Vitoria.Milliole 29/08/2022
Quando Nietzsche Chorou é um romance que mescla ficção e realidade de uma forma que nunca vi antes. A história começa quando Josef Breuer, o maior médico diagnosticador de Viena e mentor de Sigmund Freud, recebe Lou Salomé, uma mulher intrigante que busca ajuda para seu amigo, o professor e filósofo Friedrich Nietzsche, que está doente física e mentalmente. Nietzsche não deve saber que foi a mulher quem providenciou seu encontro com Breuer, mas o maior desafio do médico não é esse. É convencer Nietzsche, o orgulhoso e cabeça dura Nietzsche, aceitar seu tratamento e se abrir com ele.
Ele finalmente tem êxito quando faz uma proposta ao professor: durante um mês, ele ficaria sob observação de Breuer em sua clínica para ter sua saúde física acompanhada e, enquanto isso, usaria seu conhecimento filosófico para curar as angústias do doutor. Uma cura pela outra. A ideia de Breuer era começar dando a Nietzsche o que ele queria ? um paciente ? e então, aos poucos, inverter os papéis e retomar o controle sem que o filósofo percebesse. O que ele não esperava era que, além da recusa de Nietzsche em se abrir, ele próprio acabaria gostando do papel de paciente e o tomando como seu, ignorando seu propósito de curar a mente de Nietzsche. E é ignorando que ele acaba curando: Nietzsche se abre quanto menos Breuer pergunta, e os questionamentos internos de Breuer, muitas vezes, também são os seus.

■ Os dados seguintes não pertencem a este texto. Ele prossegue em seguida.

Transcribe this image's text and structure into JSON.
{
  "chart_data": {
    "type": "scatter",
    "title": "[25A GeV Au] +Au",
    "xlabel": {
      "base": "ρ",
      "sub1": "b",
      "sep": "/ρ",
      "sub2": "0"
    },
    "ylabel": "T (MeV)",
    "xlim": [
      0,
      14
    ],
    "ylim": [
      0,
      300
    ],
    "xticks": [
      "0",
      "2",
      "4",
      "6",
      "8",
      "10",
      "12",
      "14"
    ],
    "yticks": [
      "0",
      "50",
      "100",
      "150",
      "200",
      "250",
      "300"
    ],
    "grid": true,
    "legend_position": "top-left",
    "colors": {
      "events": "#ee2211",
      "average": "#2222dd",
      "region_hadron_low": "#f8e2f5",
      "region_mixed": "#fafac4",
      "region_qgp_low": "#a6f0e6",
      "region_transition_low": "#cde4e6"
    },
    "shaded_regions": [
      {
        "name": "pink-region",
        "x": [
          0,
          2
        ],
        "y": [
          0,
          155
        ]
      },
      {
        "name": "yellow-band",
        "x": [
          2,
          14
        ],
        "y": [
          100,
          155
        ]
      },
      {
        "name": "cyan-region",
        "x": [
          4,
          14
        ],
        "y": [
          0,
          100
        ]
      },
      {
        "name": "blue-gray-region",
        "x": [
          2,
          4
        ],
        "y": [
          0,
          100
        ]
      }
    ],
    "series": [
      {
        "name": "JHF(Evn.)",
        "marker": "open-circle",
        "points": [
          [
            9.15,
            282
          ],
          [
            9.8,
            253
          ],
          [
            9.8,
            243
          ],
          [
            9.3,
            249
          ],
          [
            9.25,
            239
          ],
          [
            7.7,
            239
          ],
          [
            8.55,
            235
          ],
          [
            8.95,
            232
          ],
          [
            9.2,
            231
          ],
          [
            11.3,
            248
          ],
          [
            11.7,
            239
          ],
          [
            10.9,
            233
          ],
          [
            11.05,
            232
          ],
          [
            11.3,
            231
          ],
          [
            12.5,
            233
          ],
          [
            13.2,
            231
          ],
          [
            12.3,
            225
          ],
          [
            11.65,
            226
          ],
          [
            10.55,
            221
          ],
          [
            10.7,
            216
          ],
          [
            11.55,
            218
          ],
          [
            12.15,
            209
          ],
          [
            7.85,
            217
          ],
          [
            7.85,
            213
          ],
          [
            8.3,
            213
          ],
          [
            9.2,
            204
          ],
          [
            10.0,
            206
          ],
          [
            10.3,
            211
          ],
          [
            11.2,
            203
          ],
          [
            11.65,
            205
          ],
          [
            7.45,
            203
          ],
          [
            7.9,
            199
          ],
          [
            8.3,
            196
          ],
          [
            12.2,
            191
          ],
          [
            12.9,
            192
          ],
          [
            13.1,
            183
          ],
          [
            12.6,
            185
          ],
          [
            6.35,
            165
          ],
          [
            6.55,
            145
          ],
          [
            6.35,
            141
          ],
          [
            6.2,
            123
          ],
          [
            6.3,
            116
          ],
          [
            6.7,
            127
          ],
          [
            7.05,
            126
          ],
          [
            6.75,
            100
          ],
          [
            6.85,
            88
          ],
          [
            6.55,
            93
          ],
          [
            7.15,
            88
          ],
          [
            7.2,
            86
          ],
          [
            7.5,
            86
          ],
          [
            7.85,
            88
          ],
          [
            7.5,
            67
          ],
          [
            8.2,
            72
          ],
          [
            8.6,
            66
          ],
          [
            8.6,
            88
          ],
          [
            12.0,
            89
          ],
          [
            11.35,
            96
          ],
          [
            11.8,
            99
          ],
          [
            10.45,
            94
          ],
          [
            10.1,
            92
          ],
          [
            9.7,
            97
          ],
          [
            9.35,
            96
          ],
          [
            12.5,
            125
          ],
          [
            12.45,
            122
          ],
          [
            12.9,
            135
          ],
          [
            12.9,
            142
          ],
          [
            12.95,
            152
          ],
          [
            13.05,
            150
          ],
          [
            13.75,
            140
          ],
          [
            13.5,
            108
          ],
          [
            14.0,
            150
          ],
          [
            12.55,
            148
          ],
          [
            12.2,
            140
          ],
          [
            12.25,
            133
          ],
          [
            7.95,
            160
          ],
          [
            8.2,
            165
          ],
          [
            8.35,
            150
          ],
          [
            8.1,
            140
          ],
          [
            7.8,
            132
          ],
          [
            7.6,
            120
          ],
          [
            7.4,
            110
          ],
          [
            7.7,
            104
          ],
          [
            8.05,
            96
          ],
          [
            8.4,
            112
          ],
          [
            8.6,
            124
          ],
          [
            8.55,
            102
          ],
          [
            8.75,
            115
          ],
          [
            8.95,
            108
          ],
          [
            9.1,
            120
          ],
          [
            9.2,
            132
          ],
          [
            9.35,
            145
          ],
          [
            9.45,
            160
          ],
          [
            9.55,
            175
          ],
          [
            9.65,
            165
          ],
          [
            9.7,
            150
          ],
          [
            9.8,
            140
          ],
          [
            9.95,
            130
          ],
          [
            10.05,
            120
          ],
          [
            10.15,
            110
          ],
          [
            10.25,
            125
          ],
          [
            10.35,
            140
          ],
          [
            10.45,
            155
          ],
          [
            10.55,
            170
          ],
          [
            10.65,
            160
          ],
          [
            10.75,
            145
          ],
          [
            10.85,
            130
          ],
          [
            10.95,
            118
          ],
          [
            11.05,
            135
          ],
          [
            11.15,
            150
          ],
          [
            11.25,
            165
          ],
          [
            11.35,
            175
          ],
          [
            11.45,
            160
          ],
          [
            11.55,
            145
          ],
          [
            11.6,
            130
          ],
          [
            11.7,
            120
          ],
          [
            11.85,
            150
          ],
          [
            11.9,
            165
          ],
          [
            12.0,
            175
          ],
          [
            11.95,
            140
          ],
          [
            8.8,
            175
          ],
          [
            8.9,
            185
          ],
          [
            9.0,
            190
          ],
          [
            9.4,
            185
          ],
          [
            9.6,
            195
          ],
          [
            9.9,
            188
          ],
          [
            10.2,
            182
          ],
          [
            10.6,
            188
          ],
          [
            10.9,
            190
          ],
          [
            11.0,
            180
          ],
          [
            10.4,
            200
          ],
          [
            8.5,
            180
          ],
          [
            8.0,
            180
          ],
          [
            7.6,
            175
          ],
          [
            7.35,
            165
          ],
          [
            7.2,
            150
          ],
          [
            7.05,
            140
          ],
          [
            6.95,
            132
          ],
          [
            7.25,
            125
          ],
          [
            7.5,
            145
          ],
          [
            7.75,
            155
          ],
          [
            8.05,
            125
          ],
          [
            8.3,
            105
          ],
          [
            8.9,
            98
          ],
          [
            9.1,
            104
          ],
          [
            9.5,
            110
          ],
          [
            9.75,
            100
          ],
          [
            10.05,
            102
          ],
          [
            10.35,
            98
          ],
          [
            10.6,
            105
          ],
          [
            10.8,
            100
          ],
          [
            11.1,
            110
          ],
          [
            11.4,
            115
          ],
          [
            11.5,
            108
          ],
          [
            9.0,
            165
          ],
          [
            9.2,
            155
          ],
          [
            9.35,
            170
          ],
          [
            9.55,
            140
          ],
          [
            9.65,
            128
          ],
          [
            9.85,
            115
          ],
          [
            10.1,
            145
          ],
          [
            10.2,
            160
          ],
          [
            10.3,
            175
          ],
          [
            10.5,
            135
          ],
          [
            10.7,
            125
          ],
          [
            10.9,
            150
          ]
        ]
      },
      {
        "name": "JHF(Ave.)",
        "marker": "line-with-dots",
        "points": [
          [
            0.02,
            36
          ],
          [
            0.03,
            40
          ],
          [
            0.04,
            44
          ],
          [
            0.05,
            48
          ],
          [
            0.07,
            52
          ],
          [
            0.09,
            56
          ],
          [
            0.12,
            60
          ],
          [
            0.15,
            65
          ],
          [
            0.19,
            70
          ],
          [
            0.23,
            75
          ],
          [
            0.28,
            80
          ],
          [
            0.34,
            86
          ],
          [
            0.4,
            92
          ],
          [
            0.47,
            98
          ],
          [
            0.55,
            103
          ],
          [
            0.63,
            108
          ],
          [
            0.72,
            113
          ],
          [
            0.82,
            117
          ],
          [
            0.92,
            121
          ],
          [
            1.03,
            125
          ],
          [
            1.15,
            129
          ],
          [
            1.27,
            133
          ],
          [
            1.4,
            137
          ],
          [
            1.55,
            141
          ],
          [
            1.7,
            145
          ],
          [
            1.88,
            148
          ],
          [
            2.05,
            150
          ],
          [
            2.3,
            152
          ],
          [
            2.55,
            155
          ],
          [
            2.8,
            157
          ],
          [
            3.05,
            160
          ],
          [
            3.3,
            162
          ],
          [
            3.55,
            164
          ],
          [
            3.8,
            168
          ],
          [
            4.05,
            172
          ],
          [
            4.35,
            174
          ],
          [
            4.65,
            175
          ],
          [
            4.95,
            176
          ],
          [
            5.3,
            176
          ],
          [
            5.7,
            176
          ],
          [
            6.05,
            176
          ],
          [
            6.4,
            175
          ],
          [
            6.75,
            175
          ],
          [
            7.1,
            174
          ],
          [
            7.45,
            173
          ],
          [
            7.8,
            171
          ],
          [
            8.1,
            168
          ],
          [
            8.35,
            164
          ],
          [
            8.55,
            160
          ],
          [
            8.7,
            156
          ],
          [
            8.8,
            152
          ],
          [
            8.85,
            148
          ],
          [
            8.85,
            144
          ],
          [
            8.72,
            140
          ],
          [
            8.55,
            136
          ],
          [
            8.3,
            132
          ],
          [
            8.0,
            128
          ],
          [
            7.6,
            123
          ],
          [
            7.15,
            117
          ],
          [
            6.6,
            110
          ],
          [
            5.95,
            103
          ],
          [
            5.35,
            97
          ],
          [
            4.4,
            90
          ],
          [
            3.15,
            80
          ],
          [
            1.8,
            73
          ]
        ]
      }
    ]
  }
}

Agora vamos às observações: eu fiquei boquiaberta conforme ia me dando conta de quantos fatos reais o livro traz. Os personagens centrais, é claro, eu sabia serem figuras reais, assim como Sigmund Freud. Mas me surpreendeu aprender, por exemplo, que Bertha, a paciente por quem Breuer ficou obcecado, também existiu e que realmente foi a primeira a experimentar a terapia pela conversa. Também me surpreendeu que Lou Salomé não só tenha sido uma pessoa real, como o grande amor e desilusão de Nietzsche (será que vem daí a amargura do filósofo para com as mulheres?)
É claro que o encontro entre Breuer e Nietzsche nunca ocorreu. Eles sequer chegaram a se conhecer, até onde se sabe. O autor deixa tudo isso bem claro nas notas ao fim do livro. Da mesma forma que deixa claro que as personalidades e angústias retratadas são reais, baseadas em muita pesquisa.
As conversas entre Nietzsche e Breuer são esclarecedoras. São brilhantes. Ver a forma como ele, tão cabeça dura e amante da solidão, vai aceitando a amizade do doutor aos poucos; ver quando o livro finalmente faz jus ao livro e o filósofo chora; ver cada conselho dado por ele a Breuer: tudo isso é fascinante.
Como uma obra de ficção, é importante saber que, apesar de todos os fatos e nomes reais, é possível que o livro acabe romantizando a imagem do filósofo. No entanto, se sua intenção ao ler é aprender um pouco mais sobre Nietzsche ou até mesmo sobre a história da psicanálise, o livro, junto ao bom e velho Google, é uma excelente porta de entrada.
Quando Nietzsche Chorou é uma verdadeira aula de filosofia, de psicologia e, sobretudo, uma verdadeira lição sobre vida e sentimentos.